First, let's talk about dynamic memory allocation. Malloc and free are the most commonly used in C, and new [] Delete and delete [] are used in C ++. these functions are the basis for dynamic memory allocation, and are one of the most common but most CPU-consuming system calls. in addition, memory fragments are easily generated after a large amount of use. If there are too many fragments in the system memory, the system will fail to allocate large blocks of memory or the system can only allocate memory on the virtual memory, this is why some programs are easy to slow and crash after running for 2 or 3 hours. Another important factor is that when programmers write programs, they often allocate memory and forget to release it. Especially when writing over lines of code, I often forget where the memory is allocated. therefore, memory management is a very important issue for the stability of the game. After all, everyone can play for 10 hours without any rest.
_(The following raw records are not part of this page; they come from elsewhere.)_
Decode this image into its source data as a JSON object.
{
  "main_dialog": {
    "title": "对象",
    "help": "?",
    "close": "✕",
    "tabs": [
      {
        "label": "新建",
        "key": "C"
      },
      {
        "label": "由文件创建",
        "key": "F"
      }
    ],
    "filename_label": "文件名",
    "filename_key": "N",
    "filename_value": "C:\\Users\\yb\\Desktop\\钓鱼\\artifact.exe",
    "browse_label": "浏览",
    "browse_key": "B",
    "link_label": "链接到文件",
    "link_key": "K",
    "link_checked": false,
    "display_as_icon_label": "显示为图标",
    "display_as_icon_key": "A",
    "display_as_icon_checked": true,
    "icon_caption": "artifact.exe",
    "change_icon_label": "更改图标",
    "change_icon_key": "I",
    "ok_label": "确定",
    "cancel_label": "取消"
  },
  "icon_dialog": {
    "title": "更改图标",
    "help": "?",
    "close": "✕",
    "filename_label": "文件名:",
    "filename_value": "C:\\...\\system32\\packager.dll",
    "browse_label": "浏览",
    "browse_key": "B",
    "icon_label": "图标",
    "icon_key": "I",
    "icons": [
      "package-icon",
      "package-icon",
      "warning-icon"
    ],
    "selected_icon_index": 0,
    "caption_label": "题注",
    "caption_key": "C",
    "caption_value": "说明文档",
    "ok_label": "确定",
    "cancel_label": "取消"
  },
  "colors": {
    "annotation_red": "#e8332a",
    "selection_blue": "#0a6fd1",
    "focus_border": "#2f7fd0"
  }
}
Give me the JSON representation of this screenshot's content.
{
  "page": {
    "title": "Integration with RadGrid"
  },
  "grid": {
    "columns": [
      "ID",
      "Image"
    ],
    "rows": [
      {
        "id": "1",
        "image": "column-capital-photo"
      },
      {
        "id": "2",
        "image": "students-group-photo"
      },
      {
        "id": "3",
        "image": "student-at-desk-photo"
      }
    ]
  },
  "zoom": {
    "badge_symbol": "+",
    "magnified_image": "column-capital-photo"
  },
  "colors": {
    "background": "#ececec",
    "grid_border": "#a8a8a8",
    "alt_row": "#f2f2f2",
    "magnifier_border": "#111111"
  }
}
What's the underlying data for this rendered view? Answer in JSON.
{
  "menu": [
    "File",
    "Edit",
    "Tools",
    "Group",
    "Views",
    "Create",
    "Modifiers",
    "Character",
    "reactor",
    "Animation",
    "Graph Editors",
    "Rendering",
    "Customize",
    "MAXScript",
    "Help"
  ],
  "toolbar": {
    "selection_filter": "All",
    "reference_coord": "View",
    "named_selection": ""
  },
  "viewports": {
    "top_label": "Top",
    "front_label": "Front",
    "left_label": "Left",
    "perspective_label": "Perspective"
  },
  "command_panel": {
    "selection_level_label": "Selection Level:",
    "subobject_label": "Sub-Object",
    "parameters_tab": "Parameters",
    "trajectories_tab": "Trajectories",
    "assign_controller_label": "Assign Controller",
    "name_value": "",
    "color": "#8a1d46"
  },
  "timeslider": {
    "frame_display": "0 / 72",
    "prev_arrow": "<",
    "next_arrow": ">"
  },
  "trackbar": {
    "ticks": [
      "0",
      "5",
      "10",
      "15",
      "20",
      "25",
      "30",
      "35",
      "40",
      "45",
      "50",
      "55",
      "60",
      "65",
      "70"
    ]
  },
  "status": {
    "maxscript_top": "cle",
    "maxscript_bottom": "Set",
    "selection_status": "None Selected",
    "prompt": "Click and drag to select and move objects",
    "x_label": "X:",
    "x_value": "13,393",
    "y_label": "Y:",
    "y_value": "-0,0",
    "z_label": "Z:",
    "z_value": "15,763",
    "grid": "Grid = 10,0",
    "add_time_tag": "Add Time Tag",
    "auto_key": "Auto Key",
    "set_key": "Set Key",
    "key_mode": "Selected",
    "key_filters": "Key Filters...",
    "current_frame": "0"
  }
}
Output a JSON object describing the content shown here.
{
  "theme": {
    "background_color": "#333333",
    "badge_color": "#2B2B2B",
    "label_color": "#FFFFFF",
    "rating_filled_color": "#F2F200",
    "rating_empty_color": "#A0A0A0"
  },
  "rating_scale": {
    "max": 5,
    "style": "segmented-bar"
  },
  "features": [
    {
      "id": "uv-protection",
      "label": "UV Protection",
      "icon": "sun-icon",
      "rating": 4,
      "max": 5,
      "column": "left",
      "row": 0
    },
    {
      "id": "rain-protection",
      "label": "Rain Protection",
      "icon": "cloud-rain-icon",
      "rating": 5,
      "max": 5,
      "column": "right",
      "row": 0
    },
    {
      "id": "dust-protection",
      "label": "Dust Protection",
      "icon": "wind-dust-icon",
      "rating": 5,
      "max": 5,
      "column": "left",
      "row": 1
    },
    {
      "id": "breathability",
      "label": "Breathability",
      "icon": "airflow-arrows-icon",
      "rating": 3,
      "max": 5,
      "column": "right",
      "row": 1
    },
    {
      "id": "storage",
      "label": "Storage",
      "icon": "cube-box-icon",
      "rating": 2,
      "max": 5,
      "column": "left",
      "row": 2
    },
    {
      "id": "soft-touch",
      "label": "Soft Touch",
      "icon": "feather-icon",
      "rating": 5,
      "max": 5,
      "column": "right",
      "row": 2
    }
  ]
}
Currently, the most popular solution is to write your own memory management functions on the memory allocation functions provided by the system. Rewrite malloc and free in the C language to track the distribution and usage of each memory. In C ++, the overload operators new and delete. by providing your own library, you can easily detect memory leakage. by allocating a large enough memory from the operating system at the beginning of the program, memory management can effectively prevent memory leakage and support object reuse technology, improve the speed and stability of the game. Of course, you can also use some memory leakage detection tools to check memory usage (such as Firefox Memory leakage detection tool or visual leak detector ).
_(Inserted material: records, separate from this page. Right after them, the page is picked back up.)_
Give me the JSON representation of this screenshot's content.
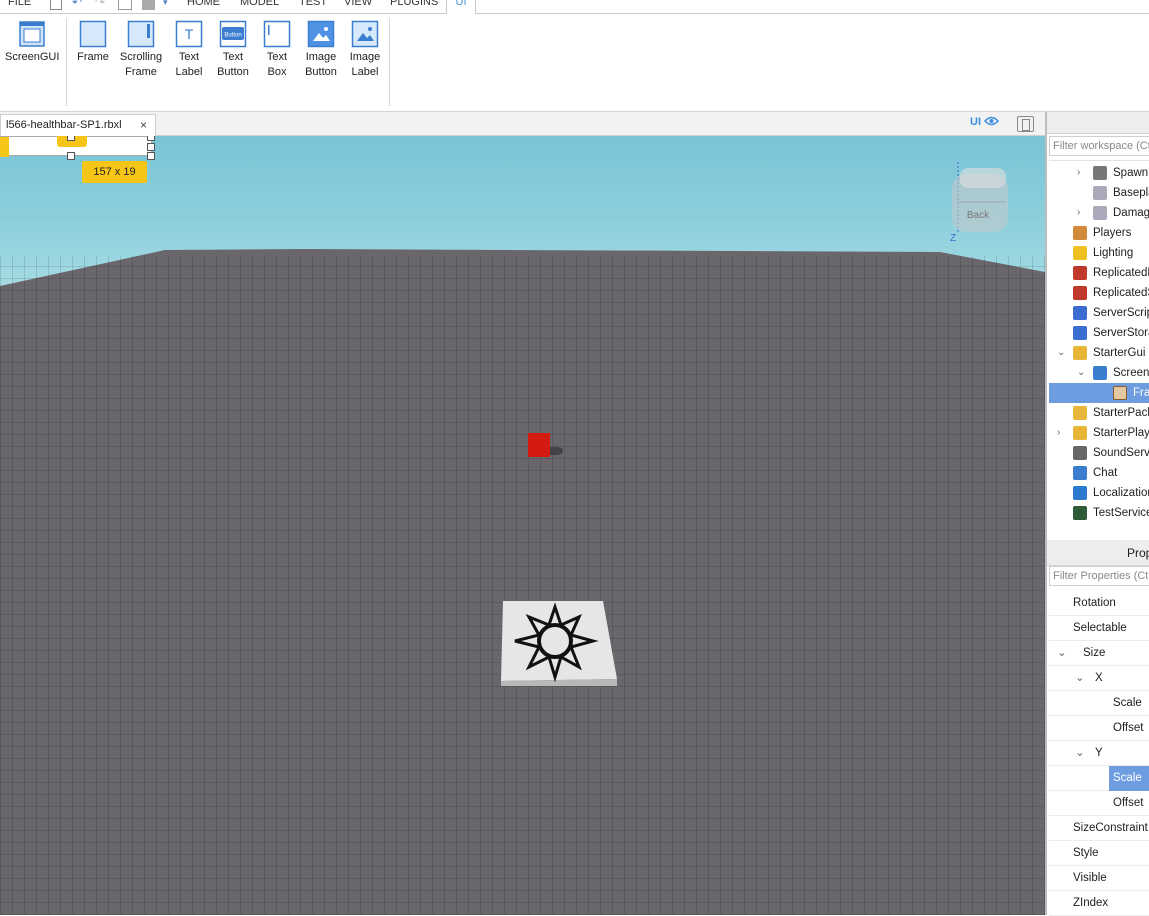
{
  "menu": {
    "items": [
      "FILE",
      "HOME",
      "MODEL",
      "TEST",
      "VIEW",
      "PLUGINS"
    ],
    "active_tab": "UI"
  },
  "ribbon": {
    "screengui": "ScreenGUI",
    "buttons": [
      {
        "line1": "Frame",
        "line2": ""
      },
      {
        "line1": "Scrolling",
        "line2": "Frame"
      },
      {
        "line1": "Text",
        "line2": "Label"
      },
      {
        "line1": "Text",
        "line2": "Button"
      },
      {
        "line1": "Text",
        "line2": "Box"
      },
      {
        "line1": "Image",
        "line2": "Button"
      },
      {
        "line1": "Image",
        "line2": "Label"
      }
    ],
    "button_icon_text": "Button",
    "textlabel_icon_text": "T"
  },
  "doc_tab": {
    "title": "l566-healthbar-SP1.rbxl",
    "close": "×"
  },
  "viewport": {
    "ui_toggle": "UI",
    "size_badge": "157 x 19",
    "viewcube_label": "Back",
    "axis_label": "Z"
  },
  "explorer": {
    "filter_placeholder": "Filter workspace (Ctrl+Shift+X)",
    "items": [
      {
        "label": "SpawnLocation",
        "icon": "spawn-icon",
        "chev": "›"
      },
      {
        "label": "Baseplate",
        "icon": "part-icon",
        "chev": ""
      },
      {
        "label": "DamagePart",
        "icon": "part-icon",
        "chev": "›"
      },
      {
        "label": "Players",
        "icon": "players-icon",
        "chev": ""
      },
      {
        "label": "Lighting",
        "icon": "lighting-icon",
        "chev": ""
      },
      {
        "label": "ReplicatedFirst",
        "icon": "replicated-icon",
        "chev": ""
      },
      {
        "label": "ReplicatedStorage",
        "icon": "replicated-icon",
        "chev": ""
      },
      {
        "label": "ServerScriptService",
        "icon": "server-script-icon",
        "chev": ""
      },
      {
        "label": "ServerStorage",
        "icon": "server-storage-icon",
        "chev": ""
      },
      {
        "label": "StarterGui",
        "icon": "folder-icon",
        "chev": "⌄"
      },
      {
        "label": "ScreenGui",
        "icon": "screengui-icon",
        "chev": "⌄"
      },
      {
        "label": "Frame",
        "icon": "frame-icon",
        "chev": ""
      },
      {
        "label": "StarterPack",
        "icon": "folder-icon",
        "chev": ""
      },
      {
        "label": "StarterPlayer",
        "icon": "folder-icon",
        "chev": "›"
      },
      {
        "label": "SoundService",
        "icon": "sound-icon",
        "chev": ""
      },
      {
        "label": "Chat",
        "icon": "chat-icon",
        "chev": ""
      },
      {
        "label": "LocalizationService",
        "icon": "globe-icon",
        "chev": ""
      },
      {
        "label": "TestService",
        "icon": "check-icon",
        "chev": ""
      }
    ]
  },
  "properties": {
    "title": "Properties",
    "filter_placeholder": "Filter Properties (Ctrl+Shift+P)",
    "rows": [
      {
        "label": "Rotation",
        "chev": ""
      },
      {
        "label": "Selectable",
        "chev": ""
      },
      {
        "label": "Size",
        "chev": "⌄"
      },
      {
        "label": "X",
        "chev": "⌄"
      },
      {
        "label": "Scale",
        "chev": ""
      },
      {
        "label": "Offset",
        "chev": ""
      },
      {
        "label": "Y",
        "chev": "⌄"
      },
      {
        "label": "Scale",
        "chev": ""
      },
      {
        "label": "Offset",
        "chev": ""
      },
      {
        "label": "SizeConstraint",
        "chev": ""
      },
      {
        "label": "Style",
        "chev": ""
      },
      {
        "label": "Visible",
        "chev": ""
      },
      {
        "label": "ZIndex",
        "chev": ""
      }
    ]
  },
  "colors": {
    "accent": "#3b8fe0",
    "selection": "#6d9de0",
    "highlight_yellow": "#f5c518",
    "cube_red": "#d41b12"
  }
}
In fact, in game programming, dynamic memory allocation is rarely used, and most of the memory is allocated in advance. Even the linked list or tree data structures are effectively simulated using arrays.
====================================
The following describes some precautions in the code. Among memory-related considerations, memory alignment is the top priority. That is to say, the first address of a piece of memory must be divisible by 2, 4, 8, 16, 32, or 64. Different CPUs have different requirements for this number.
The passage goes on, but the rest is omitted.